Sanskrit name meaning 'young' or 'youth,' connoting vitality and the prime of life.
Yuva comes from the Sanskrit root "yuvan" (युवन्), meaning "young" or "youthful" — a word related to the Latin "juvenis" and the English "juvenile," all descending from the Proto-Indo-European root *yeu-, signifying vitality and the vigor of youth. In classical Sanskrit literature, "yuva" appears as both an adjective and a noun, describing the quality of youthfulness itself — not merely age, but energy, renewal, and the promise of what is yet to come. It is among the oldest conceptual words in the Indo-European family of languages.
In India, Yuva has long carried cultural and political charge beyond its use as a personal name. Political youth movements, newspapers, and organizations across the subcontinent have adopted the word as a banner, drawing on its associations with national renewal and generational energy.

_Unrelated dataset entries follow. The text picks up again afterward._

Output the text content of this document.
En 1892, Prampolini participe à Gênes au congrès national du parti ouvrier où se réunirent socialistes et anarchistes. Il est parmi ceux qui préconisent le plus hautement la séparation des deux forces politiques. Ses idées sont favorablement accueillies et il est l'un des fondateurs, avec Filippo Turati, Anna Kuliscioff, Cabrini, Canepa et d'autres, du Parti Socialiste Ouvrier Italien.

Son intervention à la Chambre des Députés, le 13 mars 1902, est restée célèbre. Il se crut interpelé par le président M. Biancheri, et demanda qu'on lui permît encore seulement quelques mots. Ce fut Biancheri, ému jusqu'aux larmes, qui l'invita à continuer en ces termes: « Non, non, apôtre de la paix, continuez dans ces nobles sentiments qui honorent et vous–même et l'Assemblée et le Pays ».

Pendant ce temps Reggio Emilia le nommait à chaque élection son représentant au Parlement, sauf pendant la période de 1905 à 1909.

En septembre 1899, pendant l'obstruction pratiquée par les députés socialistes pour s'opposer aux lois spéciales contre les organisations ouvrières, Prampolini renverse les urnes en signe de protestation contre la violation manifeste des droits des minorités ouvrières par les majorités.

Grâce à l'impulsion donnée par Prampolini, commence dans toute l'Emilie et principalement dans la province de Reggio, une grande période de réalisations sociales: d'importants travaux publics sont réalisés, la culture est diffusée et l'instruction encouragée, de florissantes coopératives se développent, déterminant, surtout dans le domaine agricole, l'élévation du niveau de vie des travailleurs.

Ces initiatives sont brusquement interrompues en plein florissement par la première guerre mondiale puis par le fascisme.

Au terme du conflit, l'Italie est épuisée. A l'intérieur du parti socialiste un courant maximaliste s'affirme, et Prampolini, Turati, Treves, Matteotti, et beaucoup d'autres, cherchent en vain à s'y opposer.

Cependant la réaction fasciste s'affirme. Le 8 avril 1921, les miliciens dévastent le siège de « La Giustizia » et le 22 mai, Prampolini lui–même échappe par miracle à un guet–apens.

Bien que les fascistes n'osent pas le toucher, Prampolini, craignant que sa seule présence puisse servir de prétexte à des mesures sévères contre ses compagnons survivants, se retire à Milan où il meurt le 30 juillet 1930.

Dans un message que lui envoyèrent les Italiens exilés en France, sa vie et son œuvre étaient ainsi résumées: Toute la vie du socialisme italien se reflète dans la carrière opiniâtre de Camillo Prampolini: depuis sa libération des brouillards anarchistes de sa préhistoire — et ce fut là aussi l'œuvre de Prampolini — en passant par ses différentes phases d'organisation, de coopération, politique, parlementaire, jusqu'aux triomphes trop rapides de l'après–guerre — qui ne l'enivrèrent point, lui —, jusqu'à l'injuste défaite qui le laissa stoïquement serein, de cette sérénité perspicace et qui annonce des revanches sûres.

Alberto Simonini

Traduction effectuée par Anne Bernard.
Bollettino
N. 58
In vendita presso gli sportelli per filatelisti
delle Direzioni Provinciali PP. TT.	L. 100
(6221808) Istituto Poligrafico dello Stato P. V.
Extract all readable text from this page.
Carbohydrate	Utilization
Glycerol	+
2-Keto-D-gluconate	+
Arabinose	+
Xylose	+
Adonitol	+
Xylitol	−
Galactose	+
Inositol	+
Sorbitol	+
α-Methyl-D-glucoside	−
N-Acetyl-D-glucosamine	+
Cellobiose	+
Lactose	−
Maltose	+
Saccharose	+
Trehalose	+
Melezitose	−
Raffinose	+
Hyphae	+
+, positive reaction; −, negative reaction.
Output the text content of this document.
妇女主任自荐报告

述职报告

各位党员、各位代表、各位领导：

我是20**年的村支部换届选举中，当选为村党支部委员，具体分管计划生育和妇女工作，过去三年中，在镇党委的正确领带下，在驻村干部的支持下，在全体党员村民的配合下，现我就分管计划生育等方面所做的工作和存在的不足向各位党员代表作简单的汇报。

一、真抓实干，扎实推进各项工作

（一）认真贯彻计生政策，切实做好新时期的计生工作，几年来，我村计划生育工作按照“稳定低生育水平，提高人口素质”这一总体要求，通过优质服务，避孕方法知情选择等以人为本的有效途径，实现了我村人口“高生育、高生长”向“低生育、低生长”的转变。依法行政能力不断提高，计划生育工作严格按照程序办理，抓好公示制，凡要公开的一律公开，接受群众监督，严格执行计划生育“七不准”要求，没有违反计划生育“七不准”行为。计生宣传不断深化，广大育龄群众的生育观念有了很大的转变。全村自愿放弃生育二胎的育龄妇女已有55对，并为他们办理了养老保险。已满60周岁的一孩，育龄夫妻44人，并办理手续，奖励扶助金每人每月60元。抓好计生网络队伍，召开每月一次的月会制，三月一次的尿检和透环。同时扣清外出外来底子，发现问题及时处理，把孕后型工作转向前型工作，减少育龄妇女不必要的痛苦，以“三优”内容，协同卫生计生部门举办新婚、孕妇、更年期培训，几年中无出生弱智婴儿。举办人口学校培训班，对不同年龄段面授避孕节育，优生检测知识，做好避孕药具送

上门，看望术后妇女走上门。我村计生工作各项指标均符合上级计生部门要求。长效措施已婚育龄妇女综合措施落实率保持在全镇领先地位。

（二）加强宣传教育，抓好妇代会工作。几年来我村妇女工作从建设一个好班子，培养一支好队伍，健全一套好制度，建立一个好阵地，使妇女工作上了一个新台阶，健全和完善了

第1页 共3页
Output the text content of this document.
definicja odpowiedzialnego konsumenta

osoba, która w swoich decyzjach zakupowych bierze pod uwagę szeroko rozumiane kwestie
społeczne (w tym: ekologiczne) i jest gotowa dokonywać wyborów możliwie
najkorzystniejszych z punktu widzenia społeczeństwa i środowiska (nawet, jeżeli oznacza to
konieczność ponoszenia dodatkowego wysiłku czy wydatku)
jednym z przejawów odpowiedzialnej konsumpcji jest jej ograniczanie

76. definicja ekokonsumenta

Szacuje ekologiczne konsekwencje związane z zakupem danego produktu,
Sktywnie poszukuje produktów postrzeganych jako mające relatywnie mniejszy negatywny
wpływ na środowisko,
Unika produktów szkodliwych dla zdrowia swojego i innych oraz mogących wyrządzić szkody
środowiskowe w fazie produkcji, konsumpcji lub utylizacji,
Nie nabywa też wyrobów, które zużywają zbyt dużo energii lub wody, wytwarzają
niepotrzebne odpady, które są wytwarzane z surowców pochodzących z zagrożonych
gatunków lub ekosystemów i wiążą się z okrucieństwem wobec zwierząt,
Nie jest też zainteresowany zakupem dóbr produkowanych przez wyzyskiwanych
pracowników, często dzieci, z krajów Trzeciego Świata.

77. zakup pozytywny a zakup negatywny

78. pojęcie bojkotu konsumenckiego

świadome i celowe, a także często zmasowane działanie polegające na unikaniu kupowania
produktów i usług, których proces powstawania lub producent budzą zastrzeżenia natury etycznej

The name is used across several Indian linguistic communities — Tamil, Telugu, Kannada, Hindi — and has a clean, unifying quality that transcends regional boundaries.
As a given name, it carries an aspirational quality: parents name a child Yuva not simply to describe infancy but to invoke a spirit of perpetual vitality. In recent decades, Yuva has gained traction as a given name far beyond South Asia, appealing to parents in the diaspora and beyond who appreciate its brevity, its euphonious vowel-forward sound, and its directly affirmative meaning. A two-syllable name that means "youth" itself — it is a gift that looks forward rather than backward, a name that carries no historical burden but only the open possibility of a life being lived fully and with energy.